• Jl. Gogor IV No.6-8, Kel. Jajartunggal, Kec. Wiyung, Surabaya, Jawa Timur.
  • (031) 7663913
  • 06.30 WIB s.d 17.00 WIB
  • Jl. Gogor IV No.6-8, Kel. Jajartunggal, Kec. Wiyung, Surabaya, Jawa Timur.
  • (031) 7663913
  • 06.30 WIB s.d 17.00 WIB

Hukum Jimat dan Pengobatan Alternatif dalam Islam

Hukum Jimat dan Pengobatan Alternatif dalam Islam; Kajian oleh Dr Aji Damanuri, Sekretaris Majelis Tarjih dan Tajdid Pimpinan Daerah Muhammadiyah.
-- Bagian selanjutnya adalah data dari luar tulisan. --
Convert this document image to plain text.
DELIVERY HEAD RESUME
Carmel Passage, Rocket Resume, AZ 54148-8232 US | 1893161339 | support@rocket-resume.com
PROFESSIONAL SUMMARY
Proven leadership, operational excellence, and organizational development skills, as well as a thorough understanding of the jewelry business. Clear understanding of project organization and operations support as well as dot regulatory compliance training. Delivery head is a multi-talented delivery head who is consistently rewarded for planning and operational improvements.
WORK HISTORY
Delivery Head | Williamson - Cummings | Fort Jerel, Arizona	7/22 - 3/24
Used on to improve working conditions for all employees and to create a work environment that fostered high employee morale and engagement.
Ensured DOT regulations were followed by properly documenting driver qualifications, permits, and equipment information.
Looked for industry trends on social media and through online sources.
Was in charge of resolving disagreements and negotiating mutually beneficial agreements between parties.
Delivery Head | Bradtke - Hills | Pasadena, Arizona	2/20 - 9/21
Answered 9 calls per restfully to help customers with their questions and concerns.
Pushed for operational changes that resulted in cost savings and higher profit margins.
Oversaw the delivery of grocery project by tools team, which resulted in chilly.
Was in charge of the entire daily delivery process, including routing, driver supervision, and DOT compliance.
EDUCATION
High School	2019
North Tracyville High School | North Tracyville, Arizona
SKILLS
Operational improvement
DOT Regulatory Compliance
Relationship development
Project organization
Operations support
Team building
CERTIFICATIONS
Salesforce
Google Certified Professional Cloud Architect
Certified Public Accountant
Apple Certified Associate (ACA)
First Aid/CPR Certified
Kabupaten Tulungagung; Dosen IAIN Ponorogo.

PWMU.CO – Terlepas dari viralnya fenomena perdukunan yang dibongkar oleh Pesulap Merah, sebenarnya profesi dukun telah ada sejak lama. Ada banyak varian dukun, tetapi secara umum hanya ada dua jenis yaitu dukun lahiriah dan dukun batiniah.

Dukun lahiriah biasanya menangani keluhan terkait dengan jasmani. Maka tidak heran kita kenal dengan dukun bayi, dukun pijat, dukun sangkal putung, dan lain-lain. Adapun dukun batiniah biasanya menangani masalah-masalah runani, seperti penglaris dagangan, lancar jodoh dengan pelet, dukun santet, ilmu kebal dan lain sebagainya.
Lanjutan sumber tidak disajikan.